Wednesday 22 August 2007

Nights

I haven't done proper night shifts for a whole year before this week. I did on calls in psychiatry, but they were 24 hour proper on calls that I did from home. There is a current shift from the previous pattern of doing 7 nights in a row of 12 hour shifts to splitting the week into a block of 4 and of 3 nights, which I think is much better, but the many things I hate, and few things I like about doing nights are coming back to me vividly.

I hate
  • the constant nausea. especially when dealing with vomit, or the gunk on newborn babies, which was making me feel nauseous last night
  • the loneliness. as a junior doctor at night, you are pretty much a lone ranger, you have a registrar, but often they go to bed, or in the case of this job, are busy on the neonatal unit. then there are the nurses, but often they are busy talking about things I don't understand, like off-duty. tonight they are having a bit of a rant about ward meetings and time owing. i don't blame them, but i cant' really join in. then i get home alone in the morning, and only see mr me when i wake up.
  • the way my brain stops working. always disconcerting when mistakes are potentially serious. last night i mislabelled a blood bottle and mishandled my jobs list. tonight i feel a bit better because i slept during the day.
  • the headaches, bowel disturbances, puffy eyes and general confusion about what day it is.
  • the way i eat carbs constantly and put on lots of weight.
  • the way i fall completely out of social circulation.
  • the emotional lability. difficult patients, making mistakes, getting shouted at, death, extreme busyness can all become overwhelming. last night i cried just because i saw a baby born.
  • waking up to find all the daylight hours have gone, i still feel rubbish, i have no awareness that any time has passed since i fell asleep, and i have to go to work in 2 hours. i know i shouldn't complain about this because a lot of people struggle to sleep during the day, but it is a bit depressing to find that the day has just vanished.

I quite like

  • the random bits of time that i get to myself, for example the daytime before i start nights. i can't do anything too energetic, normally end up sleeping in and then pottering around sorting a few things out, but it is a kind of peaceful day.
  • feeling useful. things you get called to on nights are more likely to be essential e.g. sick patients or deliveries. (doesn't always apply!)
  • being able to say "that's a routine job, it can be sorted out in the daytime"
  • learning. it's always a good time for learning because you are more likely to have to manage sick patients on your own, or do procedures. unfortunately the tiredness means i am quite likely to forget it again.
  • feeling a bit special. always good for a bit of sympathy. you get excused from most daily tasks.
  • having spare time to blog at work!

There seem to be quite a few things i like here, but this is misleading.
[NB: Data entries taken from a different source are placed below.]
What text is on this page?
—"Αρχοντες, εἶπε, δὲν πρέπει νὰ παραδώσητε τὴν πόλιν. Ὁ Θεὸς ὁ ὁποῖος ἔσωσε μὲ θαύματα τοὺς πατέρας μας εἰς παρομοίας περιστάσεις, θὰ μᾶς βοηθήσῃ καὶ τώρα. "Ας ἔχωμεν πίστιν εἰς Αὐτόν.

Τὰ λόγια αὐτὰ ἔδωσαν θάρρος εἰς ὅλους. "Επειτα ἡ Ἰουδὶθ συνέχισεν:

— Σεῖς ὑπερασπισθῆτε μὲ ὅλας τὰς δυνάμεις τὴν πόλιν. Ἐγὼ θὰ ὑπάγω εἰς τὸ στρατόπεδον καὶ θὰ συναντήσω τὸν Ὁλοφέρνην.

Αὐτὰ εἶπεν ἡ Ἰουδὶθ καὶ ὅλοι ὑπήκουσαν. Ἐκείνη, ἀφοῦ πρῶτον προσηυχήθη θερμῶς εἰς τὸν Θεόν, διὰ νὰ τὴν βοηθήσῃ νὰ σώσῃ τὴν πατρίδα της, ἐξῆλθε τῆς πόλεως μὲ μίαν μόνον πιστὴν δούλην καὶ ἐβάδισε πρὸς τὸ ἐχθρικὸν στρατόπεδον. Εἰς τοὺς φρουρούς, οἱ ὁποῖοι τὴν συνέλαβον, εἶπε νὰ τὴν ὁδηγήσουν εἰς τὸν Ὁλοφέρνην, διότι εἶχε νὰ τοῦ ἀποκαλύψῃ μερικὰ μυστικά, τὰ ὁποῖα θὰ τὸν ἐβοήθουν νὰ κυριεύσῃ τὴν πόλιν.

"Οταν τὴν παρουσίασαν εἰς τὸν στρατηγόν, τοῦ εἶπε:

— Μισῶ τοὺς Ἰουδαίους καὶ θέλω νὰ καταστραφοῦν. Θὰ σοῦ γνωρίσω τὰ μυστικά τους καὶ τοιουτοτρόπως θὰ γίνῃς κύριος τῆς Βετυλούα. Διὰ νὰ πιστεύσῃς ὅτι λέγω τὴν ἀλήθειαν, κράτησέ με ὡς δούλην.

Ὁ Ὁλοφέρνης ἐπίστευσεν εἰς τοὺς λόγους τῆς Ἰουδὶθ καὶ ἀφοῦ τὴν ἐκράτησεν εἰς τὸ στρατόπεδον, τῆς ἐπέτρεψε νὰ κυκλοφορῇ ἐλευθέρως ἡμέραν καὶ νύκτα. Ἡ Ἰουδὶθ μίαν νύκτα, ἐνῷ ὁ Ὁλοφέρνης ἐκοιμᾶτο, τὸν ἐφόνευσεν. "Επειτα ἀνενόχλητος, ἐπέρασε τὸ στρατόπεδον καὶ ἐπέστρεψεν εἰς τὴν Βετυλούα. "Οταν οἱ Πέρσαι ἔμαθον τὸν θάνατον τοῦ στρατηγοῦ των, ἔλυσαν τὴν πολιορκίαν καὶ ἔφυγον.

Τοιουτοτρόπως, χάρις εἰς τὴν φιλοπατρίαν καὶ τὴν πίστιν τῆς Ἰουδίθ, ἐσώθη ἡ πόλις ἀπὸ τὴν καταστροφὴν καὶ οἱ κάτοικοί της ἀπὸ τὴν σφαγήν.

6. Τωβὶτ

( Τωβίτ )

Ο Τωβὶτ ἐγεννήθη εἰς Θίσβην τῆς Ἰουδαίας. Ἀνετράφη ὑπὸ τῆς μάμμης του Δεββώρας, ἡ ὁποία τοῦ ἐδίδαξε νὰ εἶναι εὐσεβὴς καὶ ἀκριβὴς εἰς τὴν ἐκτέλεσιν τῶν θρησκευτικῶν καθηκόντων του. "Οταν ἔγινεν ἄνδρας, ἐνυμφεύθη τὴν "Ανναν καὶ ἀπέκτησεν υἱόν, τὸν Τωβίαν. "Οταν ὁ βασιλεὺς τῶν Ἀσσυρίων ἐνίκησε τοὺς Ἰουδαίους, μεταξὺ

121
The day in 6 months' time when I don't have to do nights any more will be a very happy day.

3 comments:

Charlotte said...

I imagine working nights must be very difficult. However, I do like the idea of a doctor who is still moved by the birth of a baby!

doctor/woman said...

Thanks Charlotte. Nice that you can pick a positive out of my grumble-y post!

AdventuringJen said...

Nights is the thing that would stop me from being a doctor (or any other shift worker) Well done you for being able to survive it even though it isn't your most favourite thing in the world ever!